夏炉冬扇|無用の長物

夏炉冬扇(かろとうせん)とは無用の長物とか、季節外れのムダな物の例えとして使われる。

他の意味としては、実用的では無いような言論や才能・技能、捨てられた女性や寵愛を失った宮女に対しても使うらしい。才能技能にムダは無いし、まして女性に対して使う言葉としては不適当と思うが。

その意味というよりも、現状の生活がまさに「夏炉冬扇」そのものに成ってしまった。連日35度を超える真夏日が続き、エアコン無しでは過ごせないのに、未だに冬のコタツを片付けてない。洗濯物は家の中に干したままで、冬物が干したままになってる。物の例えでは無く「夏炉冬扇」そのものの生活をしてる。

妻の実家近くに、義母の姉が一人暮らしをしていた。80歳近い年齢で、足が悪くて買い物に行けない。時々アッシーを頼まれたが、家の中に入るのが嫌だった。1年中コタツが出てて、そこで寝起きして1日中を過ごしてるから、食べ物のゴミや、何よりも臭くて気持ちが悪かった。近所の友達もほとんど来なくなったというが、この状況では仕方ないと思われた。

大きな家なのに、一人暮らしになってからは玄関を入ってすぐの6畳間と、そこに続く台所だけが生活空間になっていた。冷蔵庫は詰めるだけ詰め込み、ドアが閉まらないのでピーピー鳴ったままだ。近所の友達が来たときに部屋の隅に目をやると、ネズミが一緒に食べていたそうだ。もともと掃除洗濯が嫌いで、家庭的とは言えない人だったそうだ。きれい好きで神経質な夫が亡くなると、一人暮らしになり本性が現れた。掃除洗濯の必要も無くなると、いくら金があっても着の身着のまま片付けもしない家は、見ただけで気持ち悪い。

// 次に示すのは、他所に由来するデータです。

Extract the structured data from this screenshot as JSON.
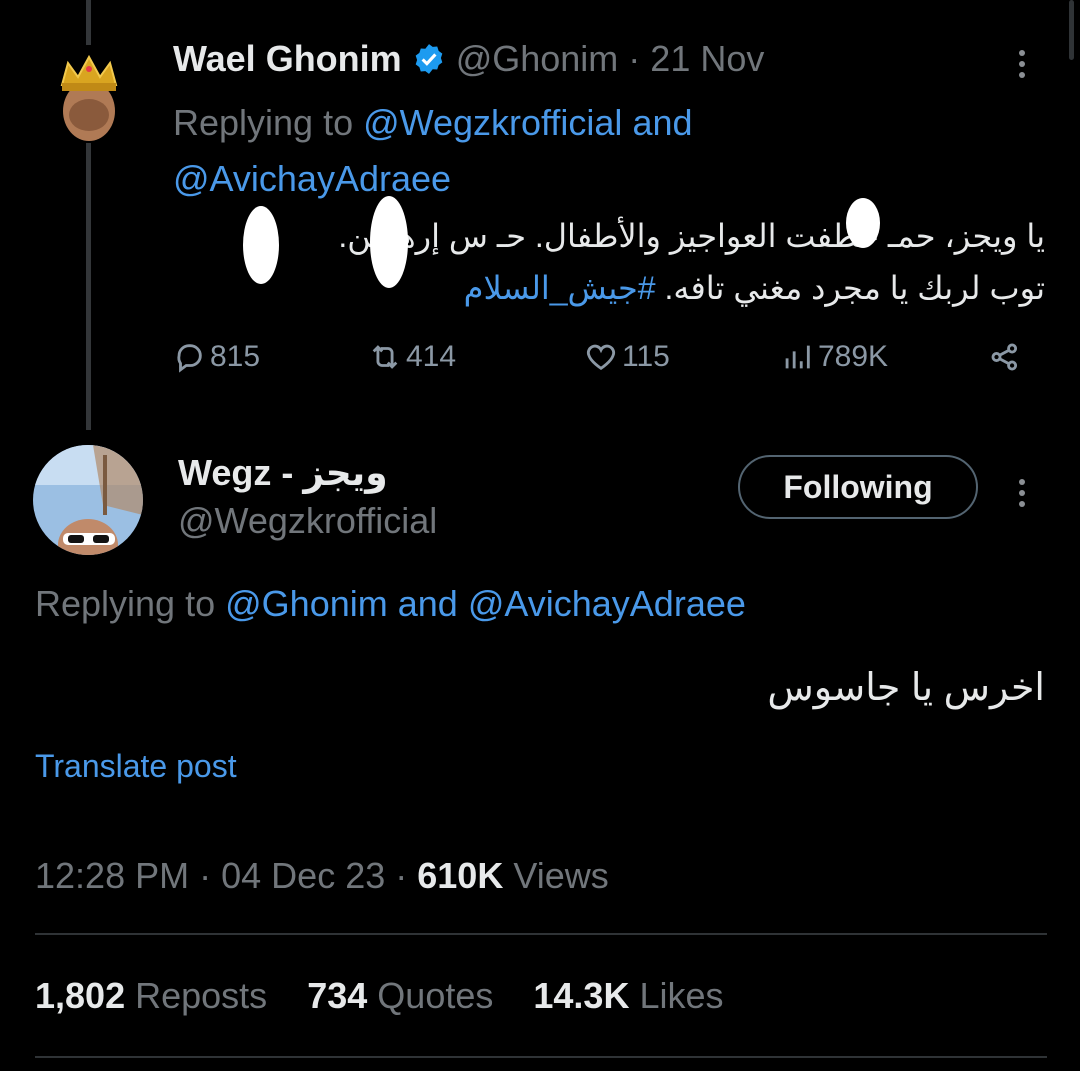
{
  "tweet1": {
    "author_name": "Wael Ghonim",
    "handle": "@Ghonim",
    "separator": "·",
    "date": "21 Nov",
    "replying_prefix": "Replying to",
    "replying_mention1": "@Wegzkrofficial",
    "replying_and": "and",
    "replying_mention2": "@AvichayAdraee",
    "text_line1": "يا ويجز، حمـ   خطفت العواجيز والأطفال. حـ   س إرهـ   ين.",
    "text_line2": "توب لربك يا مجرد مغني تافه.",
    "hashtag": "#جيش_السلام",
    "replies": "815",
    "reposts": "414",
    "likes": "115",
    "views": "789K"
  },
  "tweet2": {
    "author_name": "Wegz - ويجز",
    "handle": "@Wegzkrofficial",
    "follow_label": "Following",
    "replying_prefix": "Replying to",
    "replying_mention1": "@Ghonim",
    "replying_and": "and",
    "replying_mention2": "@AvichayAdraee",
    "text": "اخرس يا جاسوس",
    "translate_label": "Translate post",
    "time": "12:28 PM",
    "sep": "·",
    "date": "04 Dec 23",
    "views_count": "610K",
    "views_label": "Views",
    "reposts_count": "1,802",
    "reposts_label": "Reposts",
    "quotes_count": "734",
    "quotes_label": "Quotes",
    "likes_count": "14.3K",
    "likes_label": "Likes"
  },
  "colors": {
    "background": "#000000",
    "text": "#e7e9ea",
    "secondary": "#71767b",
    "link": "#1d9bf0",
    "verified": "#1d9bf0"
  },
  "icons": [
    "verified-badge-icon",
    "more-icon",
    "reply-icon",
    "repost-icon",
    "like-icon",
    "views-icon",
    "share-icon"
  ]
}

いま自分自身が一人暮らしになると、あれほど嫌っていた人と同じようになってくる。自分なりに合理的な生活のつもりだったのに、時間の経過と共に洗濯物が増え、洗濯物というよりも干したままの状態が増えてきて、暖房器具の片付けも面倒になる。昨年のコロナ騒動以前は、盆正月には親戚が集まり、孫達を連れて娘も来ていた。コロナで人との交流が途絶えると、必要最小限度の事だけで済まそうとする。ムダの無い合理的な生活と思っていたが、それが普通になると、あの不潔と嫌っていた婆さんと同じになるとは。

父方の親戚は、一人暮らしになっても片付けられた家で、悠々自適に絵画や刺繍や旅行にと老後を楽しんでる。元々が大きな農家を本家として、親族間のつながりが強かった。昔の大家族主義がそのまま残っている。若いときは面倒と思っていた付き合いが、日常の掃除洗濯や買い物や調理が、意外なほど健康には良いのかもしれない。叔母達は80歳を超えてもかくしゃくとしてるし、頭の衰えも無い。絶えず近所の人や親戚の者が訪ねてくるので、家の中も綺麗にされてる。

コロナが無ければ、今頃は親戚中にこの家の状況が知れ渡り、子供の頃に子守をしてくれた叔母などは、毎日掃除に来てるだろう。あの煩わしさが懐かしいと共に、一人暮らしには家事労働は大事な運動なのかもしれない。身体の節々が痛み、肥満になって、日常生活をこなしてる女性の強さが実感できる。